Mise à part la question des indicateurs, la qualité peut aussi trouver à s’appliquer grâce à la Charte d’accueil du jeune enfant même si, pour l’Unaf, celle-ci semble trop imprécise. Deux points toutefois sont importants :

Les contrôles dans les EAJE
L’Unaf constate que les contrôles diligentés par les PMI sont trop axés sur le bâtimentaire, l’hygiène et la sécurité, mais pas assez sur la qualité du travail des professionnels à l’écoute des besoins de chaque enfant. Selon nous, ce qui fait la différence c’est l’humain ! Il faudrait dès lors que les contrôleurs puissent observer la manière dont les professionnels s’occupent des enfants avec un temps dédié pour cela dans les contrôles.

Le rapport de l’Igas sur la maltraitance le précise également : « modifier la perspective et la pratique du contrôle, en favorisant l’immersion dans la structure, l’observation des enfants, les échanges avec les professionnels et les parents, et la réduction de la dimension administrative du contrôle sur pièces. »

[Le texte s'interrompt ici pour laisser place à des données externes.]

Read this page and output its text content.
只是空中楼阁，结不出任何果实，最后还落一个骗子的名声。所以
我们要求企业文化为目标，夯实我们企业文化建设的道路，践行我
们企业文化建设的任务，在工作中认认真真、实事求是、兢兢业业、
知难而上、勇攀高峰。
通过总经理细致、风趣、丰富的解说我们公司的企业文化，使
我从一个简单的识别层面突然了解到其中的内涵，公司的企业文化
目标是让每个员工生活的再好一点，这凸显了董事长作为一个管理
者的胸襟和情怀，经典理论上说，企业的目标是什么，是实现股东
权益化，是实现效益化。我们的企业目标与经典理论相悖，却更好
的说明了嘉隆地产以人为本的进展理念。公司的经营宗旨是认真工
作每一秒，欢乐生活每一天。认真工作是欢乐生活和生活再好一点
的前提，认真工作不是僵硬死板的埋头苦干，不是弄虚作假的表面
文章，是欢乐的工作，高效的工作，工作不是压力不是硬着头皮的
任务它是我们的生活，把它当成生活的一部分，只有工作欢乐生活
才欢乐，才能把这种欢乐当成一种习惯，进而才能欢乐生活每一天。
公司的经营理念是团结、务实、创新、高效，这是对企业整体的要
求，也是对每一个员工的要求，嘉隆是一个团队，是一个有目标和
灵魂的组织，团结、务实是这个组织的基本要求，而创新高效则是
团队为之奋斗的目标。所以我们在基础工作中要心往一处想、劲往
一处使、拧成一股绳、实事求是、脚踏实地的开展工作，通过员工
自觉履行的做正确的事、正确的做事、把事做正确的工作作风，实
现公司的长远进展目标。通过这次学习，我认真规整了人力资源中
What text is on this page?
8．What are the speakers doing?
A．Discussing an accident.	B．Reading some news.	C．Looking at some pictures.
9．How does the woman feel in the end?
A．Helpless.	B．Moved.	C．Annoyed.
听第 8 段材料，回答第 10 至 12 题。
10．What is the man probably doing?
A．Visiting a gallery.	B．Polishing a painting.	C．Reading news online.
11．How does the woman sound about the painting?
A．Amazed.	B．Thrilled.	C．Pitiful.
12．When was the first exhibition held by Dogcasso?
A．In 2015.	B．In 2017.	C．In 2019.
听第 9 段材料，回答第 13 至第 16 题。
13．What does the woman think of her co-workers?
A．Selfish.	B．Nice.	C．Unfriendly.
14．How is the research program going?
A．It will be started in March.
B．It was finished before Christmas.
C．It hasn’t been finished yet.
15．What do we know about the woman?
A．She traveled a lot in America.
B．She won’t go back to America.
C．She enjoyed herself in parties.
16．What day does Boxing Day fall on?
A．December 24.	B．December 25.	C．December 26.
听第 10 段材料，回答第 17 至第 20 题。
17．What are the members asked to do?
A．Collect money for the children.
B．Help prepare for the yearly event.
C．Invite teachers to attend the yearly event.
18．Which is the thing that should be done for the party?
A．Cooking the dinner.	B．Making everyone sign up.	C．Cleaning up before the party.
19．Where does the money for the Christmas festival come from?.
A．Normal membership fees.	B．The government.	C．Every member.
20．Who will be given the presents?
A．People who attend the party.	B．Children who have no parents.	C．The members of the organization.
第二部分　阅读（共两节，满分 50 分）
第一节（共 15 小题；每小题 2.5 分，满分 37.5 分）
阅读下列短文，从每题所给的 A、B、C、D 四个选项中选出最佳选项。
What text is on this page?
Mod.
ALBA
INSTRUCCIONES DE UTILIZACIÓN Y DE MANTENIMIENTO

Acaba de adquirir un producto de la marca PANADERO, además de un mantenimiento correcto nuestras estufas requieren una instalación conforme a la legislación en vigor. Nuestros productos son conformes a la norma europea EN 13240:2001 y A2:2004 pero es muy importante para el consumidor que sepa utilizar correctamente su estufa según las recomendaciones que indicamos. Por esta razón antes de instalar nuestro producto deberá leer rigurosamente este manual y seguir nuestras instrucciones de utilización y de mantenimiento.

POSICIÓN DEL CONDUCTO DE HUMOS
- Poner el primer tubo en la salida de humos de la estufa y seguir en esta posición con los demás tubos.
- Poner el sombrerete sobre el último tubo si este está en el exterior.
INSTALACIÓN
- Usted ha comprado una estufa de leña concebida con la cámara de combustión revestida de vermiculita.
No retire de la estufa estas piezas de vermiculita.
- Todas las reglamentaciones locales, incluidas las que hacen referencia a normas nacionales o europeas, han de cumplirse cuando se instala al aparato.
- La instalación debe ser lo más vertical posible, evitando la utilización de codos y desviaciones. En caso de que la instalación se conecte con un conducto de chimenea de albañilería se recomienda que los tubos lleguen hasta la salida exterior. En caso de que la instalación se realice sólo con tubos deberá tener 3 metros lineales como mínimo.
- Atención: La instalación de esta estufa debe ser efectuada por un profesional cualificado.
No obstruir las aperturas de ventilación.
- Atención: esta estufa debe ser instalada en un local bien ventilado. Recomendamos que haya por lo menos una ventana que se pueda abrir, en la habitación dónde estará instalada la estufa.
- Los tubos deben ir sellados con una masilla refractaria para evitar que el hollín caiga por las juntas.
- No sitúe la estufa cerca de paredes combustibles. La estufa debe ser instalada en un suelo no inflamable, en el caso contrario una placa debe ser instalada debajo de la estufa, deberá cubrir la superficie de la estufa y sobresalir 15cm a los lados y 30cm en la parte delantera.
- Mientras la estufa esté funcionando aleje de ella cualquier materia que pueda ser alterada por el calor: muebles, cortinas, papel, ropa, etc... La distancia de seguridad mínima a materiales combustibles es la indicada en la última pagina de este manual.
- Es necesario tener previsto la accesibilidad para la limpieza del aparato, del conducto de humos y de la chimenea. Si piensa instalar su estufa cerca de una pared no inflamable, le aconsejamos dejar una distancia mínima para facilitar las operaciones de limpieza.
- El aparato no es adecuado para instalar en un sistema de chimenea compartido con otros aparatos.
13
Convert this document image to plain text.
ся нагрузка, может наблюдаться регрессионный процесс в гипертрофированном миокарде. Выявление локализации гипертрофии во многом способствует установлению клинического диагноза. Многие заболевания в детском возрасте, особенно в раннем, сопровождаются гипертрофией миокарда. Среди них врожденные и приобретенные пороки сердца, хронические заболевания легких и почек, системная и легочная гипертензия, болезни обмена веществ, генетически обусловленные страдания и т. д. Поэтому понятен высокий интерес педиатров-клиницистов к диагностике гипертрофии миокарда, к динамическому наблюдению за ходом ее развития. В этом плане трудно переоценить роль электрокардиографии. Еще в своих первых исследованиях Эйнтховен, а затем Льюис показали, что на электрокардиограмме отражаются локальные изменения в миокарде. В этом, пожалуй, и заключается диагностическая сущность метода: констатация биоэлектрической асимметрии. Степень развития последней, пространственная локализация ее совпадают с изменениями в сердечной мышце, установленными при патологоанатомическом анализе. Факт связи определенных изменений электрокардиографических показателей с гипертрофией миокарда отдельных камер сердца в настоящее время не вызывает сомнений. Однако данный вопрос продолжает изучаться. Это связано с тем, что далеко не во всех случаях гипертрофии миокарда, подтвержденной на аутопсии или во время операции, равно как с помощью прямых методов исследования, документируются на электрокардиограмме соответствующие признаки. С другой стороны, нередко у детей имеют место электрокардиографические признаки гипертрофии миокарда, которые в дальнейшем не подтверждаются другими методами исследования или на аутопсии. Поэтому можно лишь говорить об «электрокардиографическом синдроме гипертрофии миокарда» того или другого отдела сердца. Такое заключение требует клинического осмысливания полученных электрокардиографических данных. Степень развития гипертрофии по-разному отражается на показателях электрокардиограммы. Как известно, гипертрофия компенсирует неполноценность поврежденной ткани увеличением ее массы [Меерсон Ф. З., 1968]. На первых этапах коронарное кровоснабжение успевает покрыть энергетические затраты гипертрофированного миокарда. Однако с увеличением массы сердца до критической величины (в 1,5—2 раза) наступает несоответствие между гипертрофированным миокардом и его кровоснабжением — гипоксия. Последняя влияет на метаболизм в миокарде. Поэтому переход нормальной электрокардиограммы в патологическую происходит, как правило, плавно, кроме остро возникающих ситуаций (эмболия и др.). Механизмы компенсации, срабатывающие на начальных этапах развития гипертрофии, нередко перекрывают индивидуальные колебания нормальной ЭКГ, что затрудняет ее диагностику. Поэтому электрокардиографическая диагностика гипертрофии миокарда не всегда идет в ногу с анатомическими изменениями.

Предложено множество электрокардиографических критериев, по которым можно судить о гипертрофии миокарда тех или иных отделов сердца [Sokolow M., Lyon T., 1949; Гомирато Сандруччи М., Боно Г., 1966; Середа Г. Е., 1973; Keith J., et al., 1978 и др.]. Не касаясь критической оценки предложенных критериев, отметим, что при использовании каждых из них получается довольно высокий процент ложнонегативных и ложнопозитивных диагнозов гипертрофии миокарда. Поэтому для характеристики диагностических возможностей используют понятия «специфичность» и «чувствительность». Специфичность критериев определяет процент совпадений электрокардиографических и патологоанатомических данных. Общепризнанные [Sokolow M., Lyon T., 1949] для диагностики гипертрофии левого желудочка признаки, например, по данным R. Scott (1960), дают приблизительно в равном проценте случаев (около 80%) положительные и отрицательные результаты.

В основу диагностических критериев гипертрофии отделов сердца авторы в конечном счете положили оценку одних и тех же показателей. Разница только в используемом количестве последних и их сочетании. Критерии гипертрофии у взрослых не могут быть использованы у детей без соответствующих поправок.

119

A cette question s’ajoute, pour l’Unaf, la nécessité de réaliser des visites inopinées notamment pour se rendre compte des dérives : directrice non présente à plein temps car intervenant sur plusieurs établissements, nombre de professionnels insuffisant par rapport au nombre d’enfants présents.
Les contrôles des PMI ne sont pas assez nombreux. Dans le rapport Igas-Igf sur les micro-crèches, « le nombre de contrôle PMI reste très insuffisant, avec en moyenne un contrôle tous les deux ans pour les micro-crèches et un tous les 5 ans pour les autres. Ces moyennes masquent de fortes disparités territoriales. De fait, 22% des PMI n’ont pas d’agent dédié au suivi et contrôle des EAJE. »

Contrôle et évaluation
L’Igas considère que l’évaluation externe serait trop lourde pour les très petits établissements mais « la mission préconise de partir des démarches d’évaluation croisée et d’évaluation par les pairs mises en place dans certains territoires et de les étendre au niveau national. Une telle démarche consiste à ce qu’un binôme constitué d’un directeur d’EAJE et d’une tierce personne (conseiller pédagogique, RSAI, PMI, conseiller pédagogique de commune…) vienne évaluer un établissement dans une perspective d’échanges sur les pratiques et d’amélioration continue de la qualité, qui à terme, prendra appui sur le référentiel de bonnes pratiques professionnelles ». L’Unaf partage cette préconisation.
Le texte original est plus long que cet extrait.